Pete Coffey: Driving stem cells to the clinic
by Guest Author on 20 Feb 2014
Professor Pete Coffey, Professor of Cellular Therapies at the Institute of Ophthalmology, University College London, is an MRC-funded researcher who is developing a stem cell therapy for a degenerative eye condition that is the leading cause of blindness in UK adults. He spoke to Katherine Nightingale about the long road to the clinic.
Researchers seldom like to predict how long it might be before their discoveries are tested in patients. “At least five years” is a typical response, but one that should usually be taken with a pinch of salt. Research is complex, there are many obstacles to overcome, and some promising ideas never get anywhere near a clinic.
All the more surprising then that Pete Coffey gave himself and his team five years from 2007 to ready a stem cell therapy for a degenerative eye condition for clinical trials. And perhaps more surprising still — he’s done it.
The condition in question is age-related macular degeneration (AMD). Most people with AMD have the ‘dry’ form, which occurs when a carpet of cells behind the retina start to die. These retinal pigment epithelial (RPE) cells nourish the ‘seeing’ cells of the retina, as well as removing dead cells that would otherwise build up and cause damage. People with AMD gradually lose sight from a part of the retina called the macula, which is responsible for sharpness of vision in the centre of the visual field — the vision needed for reading, driving and recognising faces. There is no treatment for dry AMD.
But if everything goes to plan, Pete’s work will change this. His London Project to Cure Blindness, established in 2007 after a large donation from an anonymous individual, set itself the challenge of developing a stem cell therapy for dry AMD by the end of 2012. The ultimate aim is to replace the dying RPE cells before any damage is caused to the seeing cells, therefore keeping vision intact.
Through the hoops
Pete and his team have developed a way to make RPE cells from human embryonic stem cells (hESCs) in the lab. They use a particular hESC line called Sheff-1 which was created by University of Sheffield researcher Harry Moore in 2004 with MRC funds.
These RPE cells can stall loss of vision in rats. When implanted into the eyes of the rather grandly named Royal College of Surgeons rat (which goes blind after eight weeks because of a mutation in its RPE cells) the rats retained their vision.
But getting to a point where you’re ready to transplant stem cells into patients is much more of a challenge. The trial will be only the fourth in the world of cells derived from hESCs.
Given that this is relatively uncharted territory, “We’ve really had to come up with every step of the process ourselves,” says Pete. “That means things like testing the cells in animals to make sure that they don’t produce tumours, and producing the cells to the required, clinical-grade standard — for which we had to build our own facility.”
Actually getting the cells into the eye has also been a challenge. Pete and his team had to develop a membrane made from clingfilm-thin, super-strong material, onto which they seed the cells. This is then rolled up and delivered into the back of the eye by a specially designed surgical tool.
The team also had to perfect a new surgical technique, which has been tested on around 40 pigs. “The pig eye is the same size as a human eye, so we did the exact operation on pigs to ensure that it would work successfully.
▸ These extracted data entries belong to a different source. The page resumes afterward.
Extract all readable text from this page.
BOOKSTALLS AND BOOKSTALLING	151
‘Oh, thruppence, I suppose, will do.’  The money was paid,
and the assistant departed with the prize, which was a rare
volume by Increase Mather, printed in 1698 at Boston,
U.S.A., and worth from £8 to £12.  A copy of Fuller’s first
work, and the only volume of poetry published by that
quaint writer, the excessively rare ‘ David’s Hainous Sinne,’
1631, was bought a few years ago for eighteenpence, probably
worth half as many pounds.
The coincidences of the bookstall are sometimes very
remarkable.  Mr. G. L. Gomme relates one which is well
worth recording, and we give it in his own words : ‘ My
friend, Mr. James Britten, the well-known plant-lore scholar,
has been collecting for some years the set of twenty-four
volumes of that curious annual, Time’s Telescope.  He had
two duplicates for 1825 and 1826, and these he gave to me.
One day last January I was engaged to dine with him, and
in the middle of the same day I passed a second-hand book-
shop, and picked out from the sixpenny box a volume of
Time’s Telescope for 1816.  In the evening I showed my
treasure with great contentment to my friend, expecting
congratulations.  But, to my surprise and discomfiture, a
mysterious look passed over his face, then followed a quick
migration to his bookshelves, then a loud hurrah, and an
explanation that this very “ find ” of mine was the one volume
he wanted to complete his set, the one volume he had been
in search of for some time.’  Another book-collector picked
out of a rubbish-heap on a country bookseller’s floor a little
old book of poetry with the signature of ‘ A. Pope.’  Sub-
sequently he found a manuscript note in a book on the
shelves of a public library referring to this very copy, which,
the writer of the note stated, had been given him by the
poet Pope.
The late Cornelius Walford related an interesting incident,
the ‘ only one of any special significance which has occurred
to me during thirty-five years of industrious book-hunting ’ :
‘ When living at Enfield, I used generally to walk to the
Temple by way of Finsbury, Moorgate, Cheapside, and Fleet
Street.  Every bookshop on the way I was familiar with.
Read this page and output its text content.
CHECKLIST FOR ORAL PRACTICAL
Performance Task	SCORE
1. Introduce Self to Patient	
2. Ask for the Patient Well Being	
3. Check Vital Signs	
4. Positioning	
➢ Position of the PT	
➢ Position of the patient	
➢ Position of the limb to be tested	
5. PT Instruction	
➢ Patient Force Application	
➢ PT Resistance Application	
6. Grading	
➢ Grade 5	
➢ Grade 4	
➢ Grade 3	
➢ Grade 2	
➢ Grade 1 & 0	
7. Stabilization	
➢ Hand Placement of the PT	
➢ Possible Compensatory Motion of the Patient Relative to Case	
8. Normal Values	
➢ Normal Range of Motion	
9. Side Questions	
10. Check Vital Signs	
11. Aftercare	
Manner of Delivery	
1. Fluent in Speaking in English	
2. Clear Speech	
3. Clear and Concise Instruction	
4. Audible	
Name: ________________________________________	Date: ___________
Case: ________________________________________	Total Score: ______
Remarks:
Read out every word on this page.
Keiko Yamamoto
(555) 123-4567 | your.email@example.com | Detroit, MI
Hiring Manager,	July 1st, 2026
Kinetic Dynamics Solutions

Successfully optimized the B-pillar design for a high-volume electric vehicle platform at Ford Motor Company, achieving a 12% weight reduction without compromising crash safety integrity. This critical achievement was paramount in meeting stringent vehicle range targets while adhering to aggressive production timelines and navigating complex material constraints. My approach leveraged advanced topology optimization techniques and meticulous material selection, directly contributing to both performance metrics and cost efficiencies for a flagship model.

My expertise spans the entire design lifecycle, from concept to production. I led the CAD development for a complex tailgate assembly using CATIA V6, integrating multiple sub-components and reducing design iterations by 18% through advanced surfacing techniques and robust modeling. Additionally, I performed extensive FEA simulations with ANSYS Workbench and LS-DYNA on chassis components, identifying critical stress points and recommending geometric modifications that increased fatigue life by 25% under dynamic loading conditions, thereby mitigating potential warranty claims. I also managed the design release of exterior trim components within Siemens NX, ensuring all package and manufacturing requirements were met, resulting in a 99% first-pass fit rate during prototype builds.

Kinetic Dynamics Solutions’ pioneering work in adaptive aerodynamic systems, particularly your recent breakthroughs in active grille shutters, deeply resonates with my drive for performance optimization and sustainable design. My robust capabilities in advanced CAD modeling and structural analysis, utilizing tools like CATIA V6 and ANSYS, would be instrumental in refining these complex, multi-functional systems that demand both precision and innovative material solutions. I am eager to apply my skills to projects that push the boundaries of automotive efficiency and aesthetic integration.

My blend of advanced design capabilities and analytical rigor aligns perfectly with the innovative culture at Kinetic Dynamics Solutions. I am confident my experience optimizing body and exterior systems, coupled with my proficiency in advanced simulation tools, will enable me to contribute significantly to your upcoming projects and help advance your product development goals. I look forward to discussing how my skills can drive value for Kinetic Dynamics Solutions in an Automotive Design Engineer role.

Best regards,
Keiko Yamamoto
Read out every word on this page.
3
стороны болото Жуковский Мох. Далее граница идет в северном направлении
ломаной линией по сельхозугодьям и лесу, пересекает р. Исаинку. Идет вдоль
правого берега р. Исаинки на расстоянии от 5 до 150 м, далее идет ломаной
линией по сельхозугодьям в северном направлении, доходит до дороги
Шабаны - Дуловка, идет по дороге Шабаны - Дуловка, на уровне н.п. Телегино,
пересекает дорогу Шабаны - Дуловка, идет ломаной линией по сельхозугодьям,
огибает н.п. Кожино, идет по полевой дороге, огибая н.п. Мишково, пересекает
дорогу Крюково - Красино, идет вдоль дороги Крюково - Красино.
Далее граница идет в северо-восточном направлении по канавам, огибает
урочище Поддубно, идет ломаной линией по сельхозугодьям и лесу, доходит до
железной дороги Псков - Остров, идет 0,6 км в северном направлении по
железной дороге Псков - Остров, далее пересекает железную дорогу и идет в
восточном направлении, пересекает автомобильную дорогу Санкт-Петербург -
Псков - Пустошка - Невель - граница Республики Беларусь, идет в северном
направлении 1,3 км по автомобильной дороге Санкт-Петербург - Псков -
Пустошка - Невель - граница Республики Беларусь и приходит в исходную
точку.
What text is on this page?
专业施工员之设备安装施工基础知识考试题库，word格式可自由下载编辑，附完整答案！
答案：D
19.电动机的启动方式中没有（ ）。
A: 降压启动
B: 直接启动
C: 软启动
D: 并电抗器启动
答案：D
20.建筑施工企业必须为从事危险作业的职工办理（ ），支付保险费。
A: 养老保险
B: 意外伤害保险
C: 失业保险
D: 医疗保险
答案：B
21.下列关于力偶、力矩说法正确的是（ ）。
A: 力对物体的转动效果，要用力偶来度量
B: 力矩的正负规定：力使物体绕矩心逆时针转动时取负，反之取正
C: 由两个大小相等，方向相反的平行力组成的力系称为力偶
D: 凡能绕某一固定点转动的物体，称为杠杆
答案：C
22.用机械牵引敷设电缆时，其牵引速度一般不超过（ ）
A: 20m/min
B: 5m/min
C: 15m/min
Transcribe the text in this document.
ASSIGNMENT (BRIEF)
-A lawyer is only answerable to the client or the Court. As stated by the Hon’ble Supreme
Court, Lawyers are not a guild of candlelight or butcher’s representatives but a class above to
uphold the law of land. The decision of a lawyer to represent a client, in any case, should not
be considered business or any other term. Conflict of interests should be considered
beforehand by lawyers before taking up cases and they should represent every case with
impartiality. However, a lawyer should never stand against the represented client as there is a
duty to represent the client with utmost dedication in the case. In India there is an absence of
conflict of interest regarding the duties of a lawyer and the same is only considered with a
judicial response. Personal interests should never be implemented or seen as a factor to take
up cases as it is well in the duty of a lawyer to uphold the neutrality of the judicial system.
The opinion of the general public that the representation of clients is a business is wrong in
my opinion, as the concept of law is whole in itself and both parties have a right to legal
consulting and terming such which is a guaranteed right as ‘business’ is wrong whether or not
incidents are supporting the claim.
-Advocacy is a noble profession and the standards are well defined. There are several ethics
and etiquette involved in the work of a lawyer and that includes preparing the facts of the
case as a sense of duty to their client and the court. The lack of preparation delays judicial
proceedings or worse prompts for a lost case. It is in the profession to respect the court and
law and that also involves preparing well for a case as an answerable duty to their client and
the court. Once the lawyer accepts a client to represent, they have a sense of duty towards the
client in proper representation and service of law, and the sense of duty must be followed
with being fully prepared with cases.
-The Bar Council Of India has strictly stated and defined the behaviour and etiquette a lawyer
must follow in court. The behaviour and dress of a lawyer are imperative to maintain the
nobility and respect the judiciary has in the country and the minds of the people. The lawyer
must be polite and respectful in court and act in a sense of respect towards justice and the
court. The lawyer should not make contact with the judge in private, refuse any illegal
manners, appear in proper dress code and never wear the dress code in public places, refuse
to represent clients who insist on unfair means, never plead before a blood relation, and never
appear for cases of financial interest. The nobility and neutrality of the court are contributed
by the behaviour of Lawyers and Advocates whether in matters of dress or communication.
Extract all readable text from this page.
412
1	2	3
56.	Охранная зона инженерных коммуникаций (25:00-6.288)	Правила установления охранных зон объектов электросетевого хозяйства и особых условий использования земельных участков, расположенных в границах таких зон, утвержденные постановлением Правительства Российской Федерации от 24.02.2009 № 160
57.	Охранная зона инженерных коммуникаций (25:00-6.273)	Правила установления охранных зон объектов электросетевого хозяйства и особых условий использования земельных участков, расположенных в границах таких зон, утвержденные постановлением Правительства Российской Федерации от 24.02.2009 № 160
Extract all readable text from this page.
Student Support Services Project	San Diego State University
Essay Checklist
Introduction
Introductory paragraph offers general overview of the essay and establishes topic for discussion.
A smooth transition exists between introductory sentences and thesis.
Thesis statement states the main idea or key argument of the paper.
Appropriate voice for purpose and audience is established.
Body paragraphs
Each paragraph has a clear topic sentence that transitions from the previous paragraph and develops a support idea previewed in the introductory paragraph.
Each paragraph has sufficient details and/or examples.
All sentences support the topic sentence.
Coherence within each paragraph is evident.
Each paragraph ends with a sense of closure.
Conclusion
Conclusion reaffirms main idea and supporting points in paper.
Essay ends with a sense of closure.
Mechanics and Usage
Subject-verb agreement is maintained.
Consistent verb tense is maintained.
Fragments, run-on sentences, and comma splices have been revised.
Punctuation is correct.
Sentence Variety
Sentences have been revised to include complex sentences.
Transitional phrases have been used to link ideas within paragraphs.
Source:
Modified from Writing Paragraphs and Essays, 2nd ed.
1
The operation will only take about 45 minutes and could be considered as an outpatient procedure,” says Pete.
And to tell whether the cells are working once they are in the eye, Pete and his team have also used MRC funds to develop imaging techniques that look at their survival and function after transplant.
Going to trial
So far, the team has developed and checked the manufacturing process for the cells, and the technique to deliver them into the eye. They have also received ethical and regulatory approval to conduct a study at Moorfields Eye Hospital in the United Kingdom.
The next step in the partnership is to start a Phase 1/2A study to evaluate the safety and feasibility of the technique, and whether it works in people with the ‘wet’ form of AMD who have experienced a recent rapid decline in their vision. Wet AMD progresses much faster than dry AMD, and is caused by new blood vessels growing in the wrong place and damaging the macula. The partners are in the process of producing the cells and expect patients to enter the clinic as soon as is feasible.
It won’t all be plain sailing. Even if the transplants work, no one really knows to what extent the patient’s immune systems will reject them. It might be that in the future, RPE cells made from a patient’s own cells — via so-called induced pluripotent stem cells — will be the best source for transplant.
Driving to the clinic
So does Pete have any regrets on setting himself the five-year limit? “Well, I’m not going to do it again — I’ve gone completely grey since starting the project!” he says.
But he has learned two lessons: join forces with an industry partner, and work in parallel. The London Project formed a collaboration with Pfizer in 2009, giving Pete access to their expertise. “There’s no way an academic scientist like me could do this alone,” he says.
Similarly, the usual sequential style of academic research doesn’t suit a drive for the clinic.
“We could only do this so fast because we were developing each strand of work at the same time. If we’d done everything in separate steps, we’d be nowhere near where we are today,” he concludes.